Location: B01 McCourtney Hall (Please Note Room)

Abstract:  Due to their important biochemical roles, membrane proteins are important drug targets. Although lipids can influence membrane protein function, the chemistry of lipid binding remains difficult to study because protein-lipid interactions are polydisperse, competitive, and transient. We have been developing new analytical approaches to quantify protein-lipid interactions in bilayers and understand how membrane proteins remodel their surrounding lipid environment. In one new approach, we are using lipidomic mass spectrometry (MS) to quantify the exchange of lipids between lipoprotein nanodiscs with and without an embedded membrane protein. Shifts in the lipid distribution towards the membrane protein nanodiscs reveal lipid binding, and titrations allow measurement of the optimal lipid composition for the membrane protein.
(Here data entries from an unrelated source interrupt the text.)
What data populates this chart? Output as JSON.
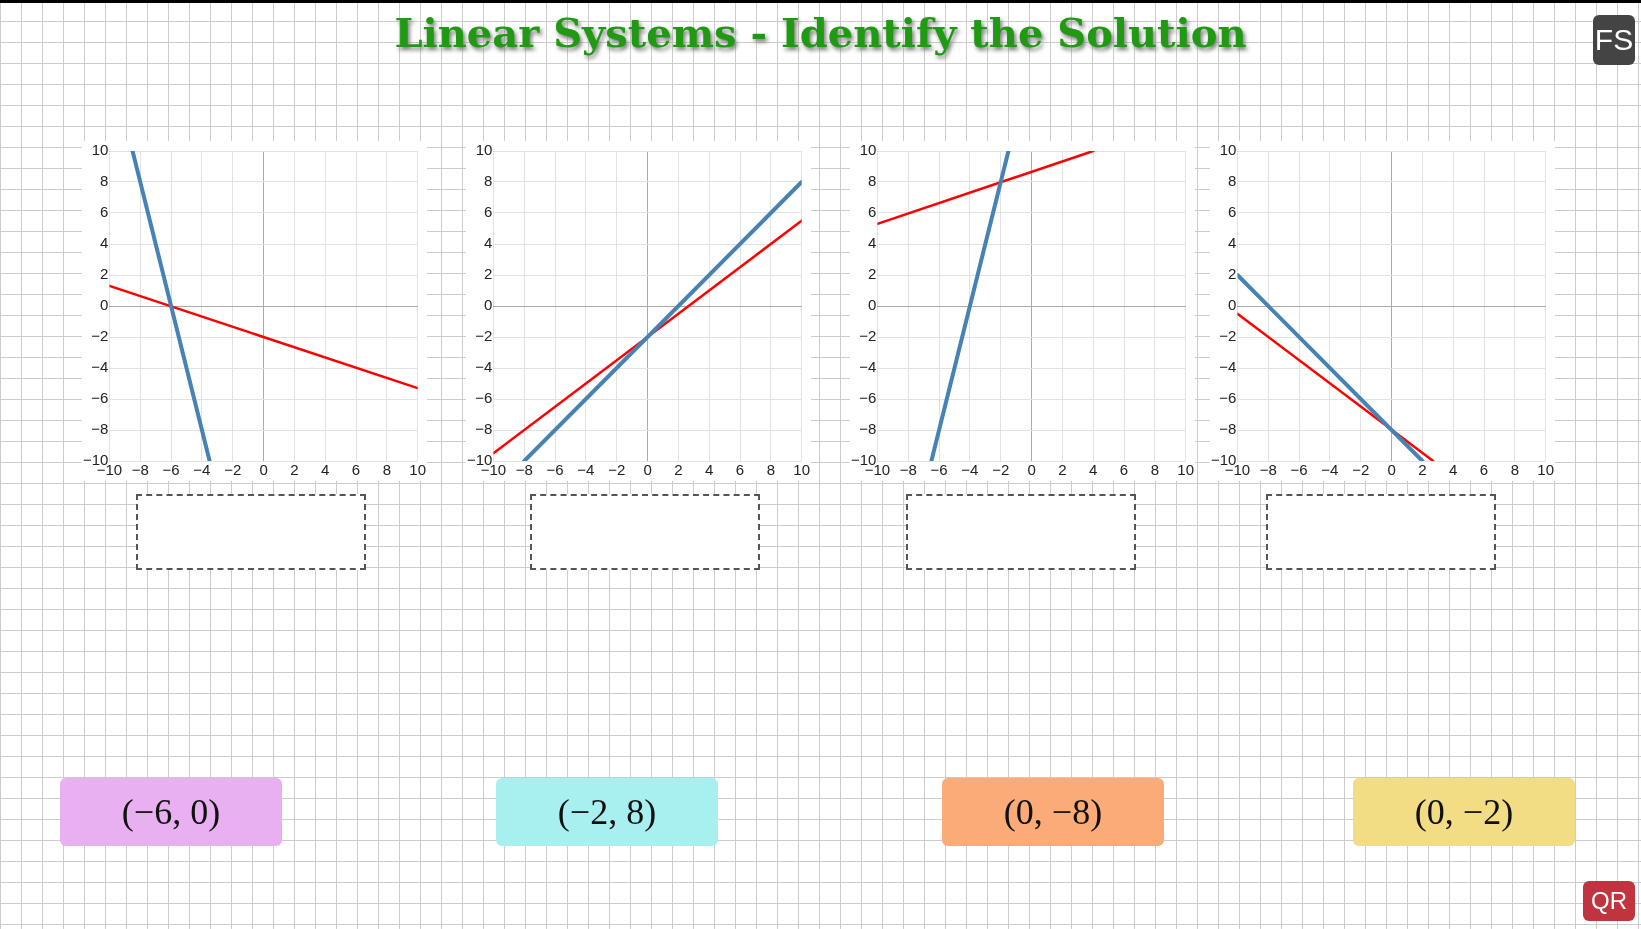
{
  "chart_data": [
    {
      "type": "line",
      "xlim": [
        -10,
        10
      ],
      "ylim": [
        -10,
        10
      ],
      "xticks": [
        {
          "value": -10,
          "label": "−10"
        },
        {
          "value": -8,
          "label": "−8"
        },
        {
          "value": -6,
          "label": "−6"
        },
        {
          "value": -4,
          "label": "−4"
        },
        {
          "value": -2,
          "label": "−2"
        },
        0,
        2,
        4,
        6,
        8,
        10
      ],
      "yticks": [
        {
          "value": -10,
          "label": "−10"
        },
        {
          "value": -8,
          "label": "−8"
        },
        {
          "value": -6,
          "label": "−6"
        },
        {
          "value": -4,
          "label": "−4"
        },
        {
          "value": -2,
          "label": "−2"
        },
        0,
        2,
        4,
        6,
        8,
        10
      ],
      "grid": true,
      "legend": false,
      "marker": "none",
      "series": [
        {
          "color": "#4682b4",
          "x": [
            -8.5,
            -3.5
          ],
          "values": [
            10,
            -10
          ]
        },
        {
          "color": "#ff0000",
          "x": [
            -10,
            10
          ],
          "values": [
            1.3,
            -5.3
          ]
        }
      ]
    },
    {
      "type": "line",
      "xlim": [
        -10,
        10
      ],
      "ylim": [
        -10,
        10
      ],
      "xticks": [
        {
          "value": -10,
          "label": "−10"
        },
        {
          "value": -8,
          "label": "−8"
        },
        {
          "value": -6,
          "label": "−6"
        },
        {
          "value": -4,
          "label": "−4"
        },
        {
          "value": -2,
          "label": "−2"
        },
        0,
        2,
        4,
        6,
        8,
        10
      ],
      "yticks": [
        {
          "value": -10,
          "label": "−10"
        },
        {
          "value": -8,
          "label": "−8"
        },
        {
          "value": -6,
          "label": "−6"
        },
        {
          "value": -4,
          "label": "−4"
        },
        {
          "value": -2,
          "label": "−2"
        },
        0,
        2,
        4,
        6,
        8,
        10
      ],
      "grid": true,
      "legend": false,
      "marker": "none",
      "series": [
        {
          "color": "#4682b4",
          "x": [
            -8,
            10
          ],
          "values": [
            -10,
            8
          ]
        },
        {
          "color": "#ff0000",
          "x": [
            -10,
            10
          ],
          "values": [
            -9.5,
            5.5
          ]
        }
      ]
    },
    {
      "type": "line",
      "xlim": [
        -10,
        10
      ],
      "ylim": [
        -10,
        10
      ],
      "xticks": [
        {
          "value": -10,
          "label": "−10"
        },
        {
          "value": -8,
          "label": "−8"
        },
        {
          "value": -6,
          "label": "−6"
        },
        {
          "value": -4,
          "label": "−4"
        },
        {
          "value": -2,
          "label": "−2"
        },
        0,
        2,
        4,
        6,
        8,
        10
      ],
      "yticks": [
        {
          "value": -10,
          "label": "−10"
        },
        {
          "value": -8,
          "label": "−8"
        },
        {
          "value": -6,
          "label": "−6"
        },
        {
          "value": -4,
          "label": "−4"
        },
        {
          "value": -2,
          "label": "−2"
        },
        0,
        2,
        4,
        6,
        8,
        10
      ],
      "grid": true,
      "legend": false,
      "marker": "none",
      "series": [
        {
          "color": "#4682b4",
          "x": [
            -6.5,
            -1.5
          ],
          "values": [
            -10,
            10
          ]
        },
        {
          "color": "#ff0000",
          "x": [
            -10,
            4
          ],
          "values": [
            5.3,
            10
          ]
        }
      ]
    },
    {
      "type": "line",
      "xlim": [
        -10,
        10
      ],
      "ylim": [
        -10,
        10
      ],
      "xticks": [
        {
          "value": -10,
          "label": "−10"
        },
        {
          "value": -8,
          "label": "−8"
        },
        {
          "value": -6,
          "label": "−6"
        },
        {
          "value": -4,
          "label": "−4"
        },
        {
          "value": -2,
          "label": "−2"
        },
        0,
        2,
        4,
        6,
        8,
        10
      ],
      "yticks": [
        {
          "value": -10,
          "label": "−10"
        },
        {
          "value": -8,
          "label": "−8"
        },
        {
          "value": -6,
          "label": "−6"
        },
        {
          "value": -4,
          "label": "−4"
        },
        {
          "value": -2,
          "label": "−2"
        },
        0,
        2,
        4,
        6,
        8,
        10
      ],
      "grid": true,
      "legend": false,
      "marker": "none",
      "series": [
        {
          "color": "#4682b4",
          "x": [
            -10,
            2
          ],
          "values": [
            2,
            -10
          ]
        },
        {
          "color": "#ff0000",
          "x": [
            -10,
            2.7
          ],
          "values": [
            -0.5,
            -10
          ]
        }
      ]
    },
    {
      "type": "other",
      "title": "Linear Systems - Identify the Solution",
      "annotations": [
        "(−6, 0)",
        "(−2, 8)",
        "(0, −8)",
        "(0, −2)",
        "FS",
        "QR"
      ]
    }
  ]
}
We have also been studying how lipids bind to specific sites on membrane proteins. Here, we mutate different potential lipid binding sites on the membrane protein surface and simultaneously measure binding to the mutant and wild type versions with native MS. By performing these experiments at different temperatures, we uncover the thermodynamics of lipid binding to specific residues and discover the relative affinities of different lipid binding sites. Ultimately, we expect these unique combinations of nanodiscs and MS will provide new insights into how lipids modulate the structure and function of membrane proteins.